Ceux qui, «par avidité» provoquent «la faim et la mort de leurs frères et sœurs en humanité commettent indirectement un homicide». C’est ce qu’a répété le Pape François, en citant le Catéchisme de l’Eglise catholique, dans un message envoyé aux participants au sommet du G20 présidé par le Brésil, en cours à Rio de Janeiro. Nous publions une traduction du texte pontifical, lu le lundi 18 novembre, par le cardinal-secrétaire d’Etat Pietro Parolin, présent aux travaux.

A son Excellence
Luiz Inácio Lula da Silva,
Président de la République fédérative du Brésil

Je voudrais vous féliciter pour votre rôle de président du Groupe des 20, qui représente les plus grandes économies du monde. Je salue également cordialement toutes les personnes présentes à ce sommet du G20 à Rio de Janeiro. J’espère sincèrement que les débats et les résultats de cet événement contribueront à promouvoir un monde meilleur et un avenir prospère pour les générations à venir.

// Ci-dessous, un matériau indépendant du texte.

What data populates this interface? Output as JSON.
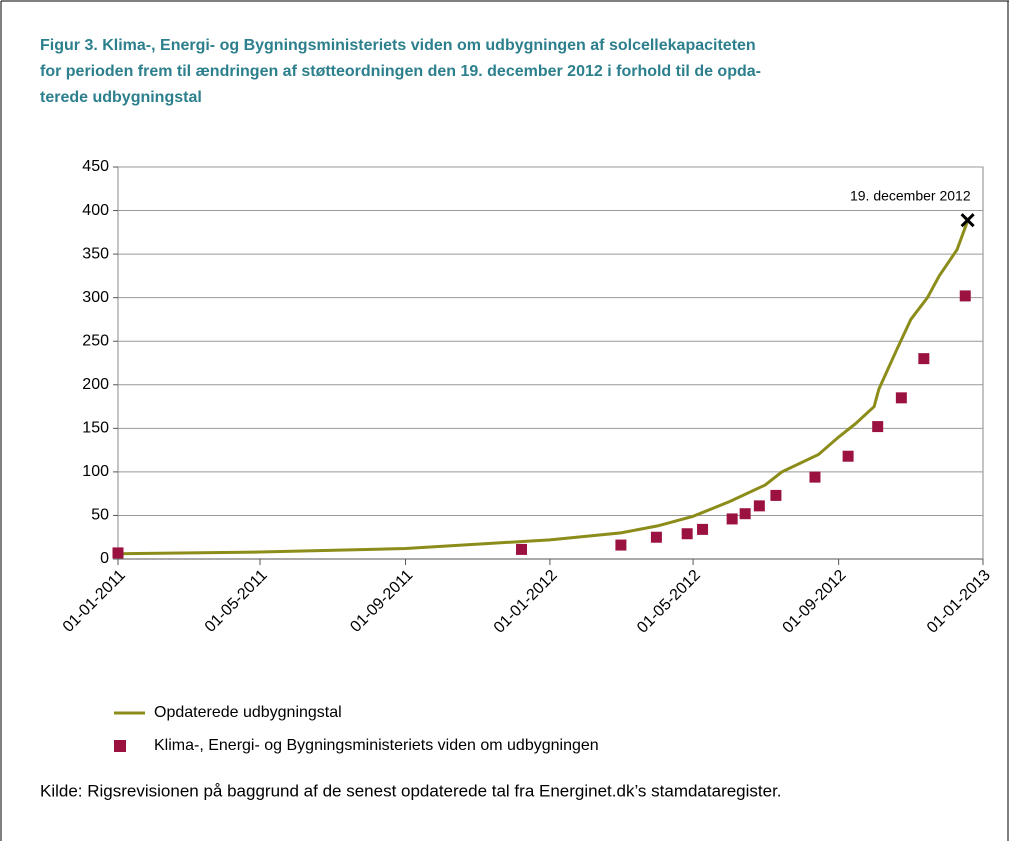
{
  "chart_data": {
    "type": "line",
    "title": [
      "Figur 3. Klima-, Energi- og Bygningsministeriets viden om udbygningen af solcellekapaciteten",
      "for perioden frem til ændringen af støtteordningen den 19. december 2012 i forhold til de opda-",
      "terede udbygningstal"
    ],
    "source": "Kilde:  Rigsrevisionen på baggrund af de senest opdaterede tal fra Energinet.dk’s stamdataregister.",
    "xlim": [
      "2011-01-01",
      "2013-01-01"
    ],
    "xticks": [
      {
        "value": "2011-01-01",
        "label": "01-01-2011"
      },
      {
        "value": "2011-05-01",
        "label": "01-05-2011"
      },
      {
        "value": "2011-09-01",
        "label": "01-09-2011"
      },
      {
        "value": "2012-01-01",
        "label": "01-01-2012"
      },
      {
        "value": "2012-05-01",
        "label": "01-05-2012"
      },
      {
        "value": "2012-09-01",
        "label": "01-09-2012"
      },
      {
        "value": "2013-01-01",
        "label": "01-01-2013"
      }
    ],
    "ylim": [
      0,
      450
    ],
    "yticks": [
      0,
      50,
      100,
      150,
      200,
      250,
      300,
      350,
      400,
      450
    ],
    "grid": true,
    "series": [
      {
        "name": "Opdaterede udbygningstal",
        "color": "#8c8c1a",
        "kind": "line",
        "x": [
          "2011-01-01",
          "2011-05-01",
          "2011-09-01",
          "2012-01-01",
          "2012-03-01",
          "2012-04-01",
          "2012-05-01",
          "2012-06-01",
          "2012-07-01",
          "2012-07-15",
          "2012-08-15",
          "2012-09-01",
          "2012-09-15",
          "2012-10-01",
          "2012-10-05",
          "2012-10-20",
          "2012-11-01",
          "2012-11-15",
          "2012-11-25",
          "2012-12-10",
          "2012-12-19"
        ],
        "values": [
          6,
          8,
          12,
          22,
          30,
          38,
          49,
          66,
          85,
          100,
          120,
          140,
          155,
          175,
          195,
          240,
          275,
          300,
          325,
          355,
          388
        ]
      },
      {
        "name": "Klima-, Energi- og Bygningsministeriets viden om udbygningen",
        "color": "#9b1240",
        "kind": "scatter",
        "x": [
          "2011-01-01",
          "2011-12-08",
          "2012-03-01",
          "2012-03-31",
          "2012-04-26",
          "2012-05-09",
          "2012-06-03",
          "2012-06-14",
          "2012-06-26",
          "2012-07-10",
          "2012-08-12",
          "2012-09-09",
          "2012-10-04",
          "2012-10-24",
          "2012-11-12",
          "2012-12-17"
        ],
        "values": [
          7,
          11,
          16,
          25,
          29,
          34,
          46,
          52,
          61,
          73,
          94,
          118,
          152,
          185,
          230,
          302
        ]
      }
    ],
    "annotation": {
      "text": "19. december  2012",
      "x": "2012-12-19",
      "value": 389
    }
  }
}
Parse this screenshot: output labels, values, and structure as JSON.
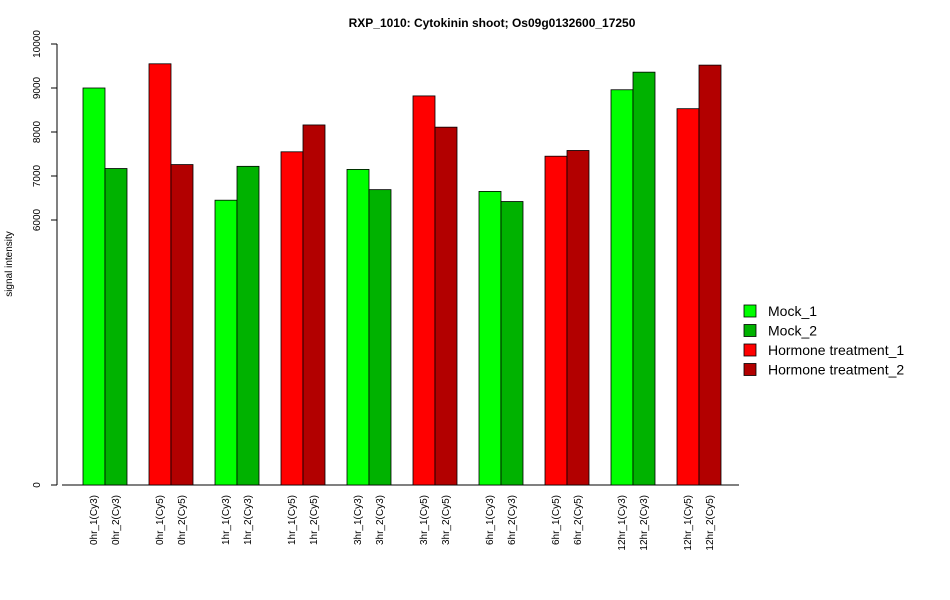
{
  "chart_data": {
    "type": "bar",
    "title": "RXP_1010: Cytokinin shoot; Os09g0132600_17250",
    "ylabel": "signal intensity",
    "xlabel": "",
    "y_ticks": [
      "0",
      "6000",
      "7000",
      "8000",
      "9000",
      "10000"
    ],
    "ylim": [
      0,
      10000
    ],
    "y_axis_break": "linear 0 to 6000 compressed; ticks shown at 0, 6000, 7000, 8000, 9000, 10000",
    "legend_position": "right",
    "series_colors": {
      "Mock_1": "#00ff00",
      "Mock_2": "#00b200",
      "Hormone treatment_1": "#ff0000",
      "Hormone treatment_2": "#b20000"
    },
    "legend": [
      "Mock_1",
      "Mock_2",
      "Hormone treatment_1",
      "Hormone treatment_2"
    ],
    "bars": [
      {
        "label": "0hr_1(Cy3)",
        "value": 9000,
        "series": "Mock_1"
      },
      {
        "label": "0hr_2(Cy3)",
        "value": 7170,
        "series": "Mock_2"
      },
      {
        "label": "0hr_1(Cy5)",
        "value": 9550,
        "series": "Hormone treatment_1"
      },
      {
        "label": "0hr_2(Cy5)",
        "value": 7260,
        "series": "Hormone treatment_2"
      },
      {
        "label": "1hr_1(Cy3)",
        "value": 6450,
        "series": "Mock_1"
      },
      {
        "label": "1hr_2(Cy3)",
        "value": 7220,
        "series": "Mock_2"
      },
      {
        "label": "1hr_1(Cy5)",
        "value": 7550,
        "series": "Hormone treatment_1"
      },
      {
        "label": "1hr_2(Cy5)",
        "value": 8160,
        "series": "Hormone treatment_2"
      },
      {
        "label": "3hr_1(Cy3)",
        "value": 7150,
        "series": "Mock_1"
      },
      {
        "label": "3hr_2(Cy3)",
        "value": 6690,
        "series": "Mock_2"
      },
      {
        "label": "3hr_1(Cy5)",
        "value": 8820,
        "series": "Hormone treatment_1"
      },
      {
        "label": "3hr_2(Cy5)",
        "value": 8110,
        "series": "Hormone treatment_2"
      },
      {
        "label": "6hr_1(Cy3)",
        "value": 6650,
        "series": "Mock_1"
      },
      {
        "label": "6hr_2(Cy3)",
        "value": 6420,
        "series": "Mock_2"
      },
      {
        "label": "6hr_1(Cy5)",
        "value": 7450,
        "series": "Hormone treatment_1"
      },
      {
        "label": "6hr_2(Cy5)",
        "value": 7580,
        "series": "Hormone treatment_2"
      },
      {
        "label": "12hr_1(Cy3)",
        "value": 8960,
        "series": "Mock_1"
      },
      {
        "label": "12hr_2(Cy3)",
        "value": 9360,
        "series": "Mock_2"
      },
      {
        "label": "12hr_1(Cy5)",
        "value": 8530,
        "series": "Hormone treatment_1"
      },
      {
        "label": "12hr_2(Cy5)",
        "value": 9520,
        "series": "Hormone treatment_2"
      }
    ]
  }
}
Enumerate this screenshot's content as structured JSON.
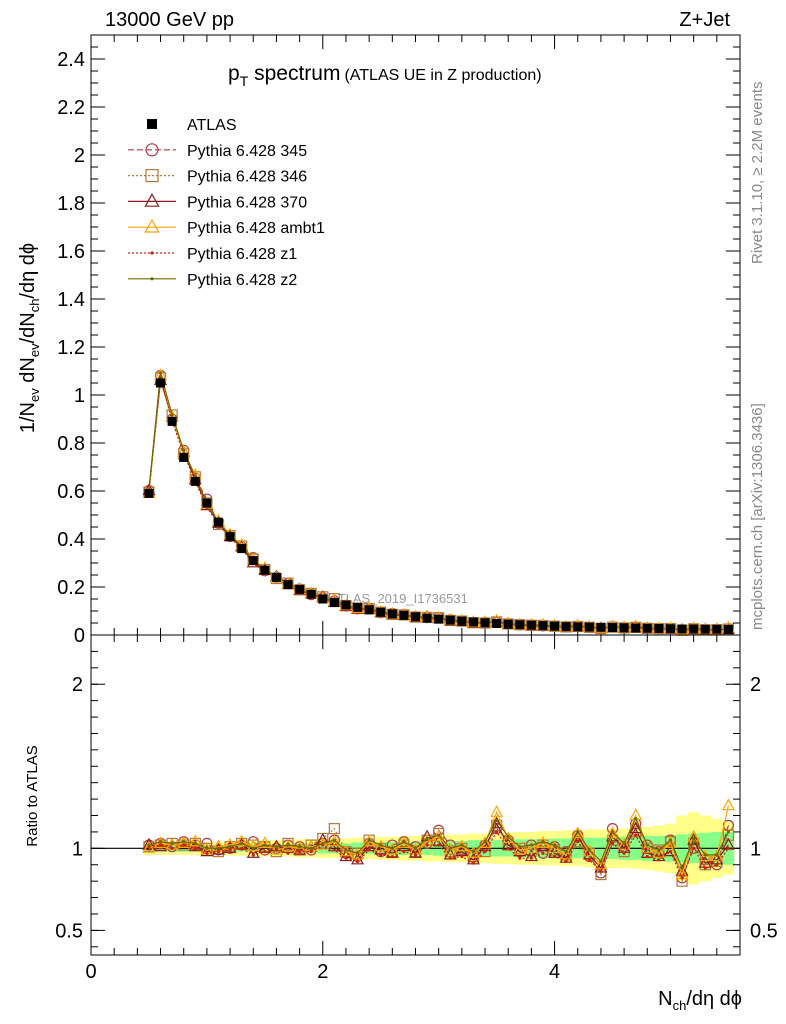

Comme je l’ai écrit dans ma Lettre encyclique Fratelli tutti, «la politique mondiale ne peut se passer de classer l’éradication efficace de la faim parmi ses objectifs primordiaux et impérieux. En effet, “lorsque la spéculation financière conditionne le prix des aliments, en les traitant comme une marchandise quelconque, des millions de personnes souffrent et meurent de faim. De l’autre côté, on jette des tonnes de nourriture. Cela est un véritable scandale. La faim est un crime. L’alimentation est un droit inaliénable”. Souvent plongés dans des discussions sémantiques ou idéologiques, nous permettons qu’il y ait encore aujourd’hui des frères et des sœurs qui meurent de faim ou de soif (n. 189).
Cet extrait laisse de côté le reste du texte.